How was life formed on Earth, or in the reaches of space? According to a new study, it may have all been made possible thanks to gamma ray energy.
The findings of this study, published in the peer-reviewed academic journal ACS Central Science, features a first-of-its-kind experiment that looked at how the building blocks of life are formed.
The result was that the seeds that would sprout into life could very well have been created thanks to gamma rays.
Amino acids: The building blocks of life
Amino acids are basic organic compounds that come in a wide variety of forms. To most, the most important type is the alpha-amino acids, which help make up proteins.
However, as an early organic compound, it is thought that amino acids may play a key role in the origin of life on Earth alongside the other important building blocks of life such as carbohydrates, lipids and nucleic acids, alongside the role of important materials like carbon and water.
However, amino acids in particular stand out as being incredibly important. This is because they can be synthesized from inorganic compounds, provided the conditions are correct.
And as the famous 1952 Millery-Urey experiment proved, the conditions of early Earth may have been able to do just that – create amino acids out of wholly inorganic matter.
This was done through external sources of energy, and any number of possible things could have done it. It could have been lighting, bubble implosions, meteor entries or just radiation.
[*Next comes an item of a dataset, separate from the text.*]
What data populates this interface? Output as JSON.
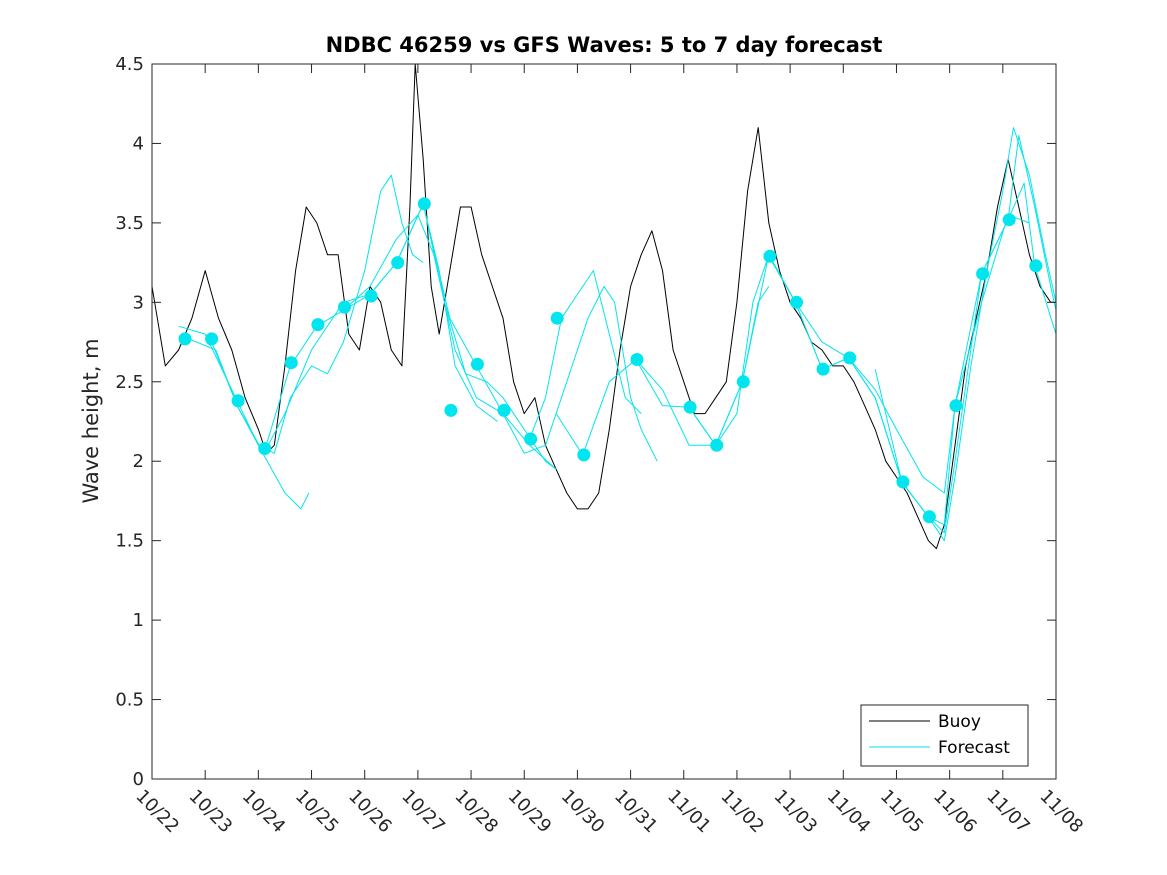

But that's just for Earth. What about elsewhere? Specifically, what about amino acids found on carbonaceous chondrite meteors and on asteroids?
We know that amino acids can be found on asteroids. In fact, some scientists have speculated that it was space rocks that may have brought amino acids in the first place, though we have never been sure.
Still, the question remains: How did amino acids get on these meteors and asteroids in the first place?
That is where this study comes in.
Led by Yokohama National University astrobiologist Yoko Kebukawa, this study built off the team's previous research that definitively identified two inorganic compounds common in asteroids that could synthesize into amino acids if the conditions were right: Ammonia and formaldehyde. In that prior research, they figured out that two things were needed for this transformation to take place: heat and liquid water. And they would need to come from somewhere.
The water part was very easy to figure out – all carbonaceous chondrites have water as well as ammonia and formaldehyde. But what about the heat? That would have been the catalyst for it all, but what was its source?
This new study presented the idea of gamma rays. How would gamma rays have gotten there? The answer is radioactive decay.
Certain atoms are radioactive, specifically isotopes. As it decays, it can create gamma rays, which would have essentially cooked the ingredients of ammonia, formaldehyde and water into amino acids.
In order to test this, Kebukawa and her fellow researchers decided to make gamma rays through the decay of radioactive cobalt isotopes and had the rays hit ammonia and formaldehyde.
Ultimately, a number of compounds were created, including amino acids.
The researchers further calculated how long it would take for amino acids to become incredibly abundant in a given meteor, and the answer was less than 100,000 years – and on a cosmic scale, that's a very short time. This, in turn, means that it is likely that amino acids were very common on these space rocks a long time ago.So, can amino acids be created by gamma rays emitted by decaying radioactive isotopes within asteroids in meteorites? Yes, it certainly seems that way. And it is possible, though unknown, that these amino acids could have arrived on Earth through these space rocks, thus planting the seeds of the living world we live in.
But all of this raises another big question: Why Earth? Why couldn't this have happened in other places in the solar system?
Certainly it is possible. In fact, who is to say it didn't happen in the past?
Speaking to Motherboard, Kubekawa specifically cited Mars and icy moons like Saturn's moon Enceladus as such places where this could have happened. However, it would have had to have been a long time ago, within the solar system's first few million years of life. After that, the gamma rays would have been depleted and it wouldn't have been possible.
But there are many other questions that can be asked as well. For example, amino acids are the building blocks of life but they aren't the only things. How did they form? Could gamma rays possibly help them form too?
Either way, future studies certainly have a lot to build on going forward.